Menurut dia, hal-hal secara teknis tersebutlah yang mesti diperhatikan, terlebih saat ini serangan siber telah semakin canggih. Dalam hal ini, Badan Siber dan Sandi Negara harus bisa menjamin bagaimana infrastruktur kritis mampu dijaga dan dijamin keamanannya dari serangan siber.

“BSSN harus selalu melakukan mekanisme evaluasi, bahwa infrakstutur kritis tersebut sudah melakukan sistem pengamanan sesuai standar yang dibuat oleh BSSN,” kata Riki.

Menyangkut RUU tersebut, Riki mengatakan, Kementerian Kominfo selalu mendukung kebijakan yang dirasa sangat baik, khususnya yang berkaitan dengan keamanan dan ketahanan siber. “Selama tidak ada overlapping dari lembaga tertentu agar tidak terjadi kebingunan antarlembaga,” ujar dia.

Dengan begitu, kata Riki, RUU KKS bisa selaras dengan UU ITE dan Peraturan Pemerintah tentang Penyelenggaraan Sistem dan Transaksi Elektronik (PSTE). “Hal-hal yang sudah diatur dalam UU ITE dan PP PSTE, seharusnya sudah tidak diatur lagi oleh RUU KKS,” ujar dia.

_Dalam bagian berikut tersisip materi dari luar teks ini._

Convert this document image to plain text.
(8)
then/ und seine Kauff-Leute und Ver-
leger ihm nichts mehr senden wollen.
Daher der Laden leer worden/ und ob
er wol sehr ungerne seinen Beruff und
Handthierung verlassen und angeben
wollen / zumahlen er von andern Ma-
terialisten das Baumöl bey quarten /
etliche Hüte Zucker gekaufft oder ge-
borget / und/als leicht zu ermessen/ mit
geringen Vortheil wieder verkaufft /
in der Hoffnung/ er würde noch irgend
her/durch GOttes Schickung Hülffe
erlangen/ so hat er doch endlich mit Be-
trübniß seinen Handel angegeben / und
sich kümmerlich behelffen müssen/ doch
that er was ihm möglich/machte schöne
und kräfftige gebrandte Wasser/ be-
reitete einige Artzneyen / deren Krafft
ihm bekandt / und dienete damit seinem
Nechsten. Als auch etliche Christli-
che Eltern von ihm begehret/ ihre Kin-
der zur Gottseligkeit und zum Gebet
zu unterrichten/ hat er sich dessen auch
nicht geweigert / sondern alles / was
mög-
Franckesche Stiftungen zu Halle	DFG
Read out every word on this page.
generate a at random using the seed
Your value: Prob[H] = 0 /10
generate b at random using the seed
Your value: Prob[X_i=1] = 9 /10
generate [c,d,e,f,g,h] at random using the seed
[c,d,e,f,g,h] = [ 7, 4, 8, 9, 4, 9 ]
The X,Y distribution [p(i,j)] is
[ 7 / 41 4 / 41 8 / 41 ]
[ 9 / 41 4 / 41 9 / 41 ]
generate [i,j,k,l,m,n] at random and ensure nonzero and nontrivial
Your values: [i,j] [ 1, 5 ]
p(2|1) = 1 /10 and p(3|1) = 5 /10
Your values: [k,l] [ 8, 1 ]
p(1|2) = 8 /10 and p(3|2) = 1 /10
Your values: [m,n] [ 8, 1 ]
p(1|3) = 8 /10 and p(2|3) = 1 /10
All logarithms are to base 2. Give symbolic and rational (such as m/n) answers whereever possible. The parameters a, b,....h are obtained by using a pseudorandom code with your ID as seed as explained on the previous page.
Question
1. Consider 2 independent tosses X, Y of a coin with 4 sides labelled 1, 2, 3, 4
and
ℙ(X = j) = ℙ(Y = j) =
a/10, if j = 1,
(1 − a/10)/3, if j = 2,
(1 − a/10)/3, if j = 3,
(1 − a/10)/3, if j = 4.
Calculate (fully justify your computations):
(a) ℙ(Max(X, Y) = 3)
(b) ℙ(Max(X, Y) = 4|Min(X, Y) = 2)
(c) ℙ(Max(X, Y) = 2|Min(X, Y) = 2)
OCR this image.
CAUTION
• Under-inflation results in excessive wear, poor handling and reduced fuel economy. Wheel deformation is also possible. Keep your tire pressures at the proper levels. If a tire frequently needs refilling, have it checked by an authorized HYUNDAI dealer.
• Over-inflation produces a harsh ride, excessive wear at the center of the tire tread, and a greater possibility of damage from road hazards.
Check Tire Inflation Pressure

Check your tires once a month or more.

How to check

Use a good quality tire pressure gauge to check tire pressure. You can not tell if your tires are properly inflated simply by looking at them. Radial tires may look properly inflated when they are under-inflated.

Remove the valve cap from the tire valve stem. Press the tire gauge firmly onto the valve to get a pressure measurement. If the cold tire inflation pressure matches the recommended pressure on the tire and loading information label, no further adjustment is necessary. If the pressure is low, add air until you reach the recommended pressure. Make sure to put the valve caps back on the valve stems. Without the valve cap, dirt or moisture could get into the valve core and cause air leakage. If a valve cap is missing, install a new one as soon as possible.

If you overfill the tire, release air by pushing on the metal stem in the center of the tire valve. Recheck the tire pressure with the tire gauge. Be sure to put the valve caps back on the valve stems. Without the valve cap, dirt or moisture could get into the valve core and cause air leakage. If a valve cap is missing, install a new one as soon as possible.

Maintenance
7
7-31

Saat ini, RUU KKS telah masuk dalam agenda Program Legislasi Nasional Dewan Perwakilan Rakyat. RUU ini tadinya ditargetkan sebelum pelantikan presiden dan wakil presiden pada 22 Oktober mendatang telah disahkan. Namun, kemungkinan besar RUU ini molor karena masa sidang tahun ini tidak cukup untuk menuntaskan pembahasan, terlebih ada masa pergantian anggota DPR periode 2019-2024.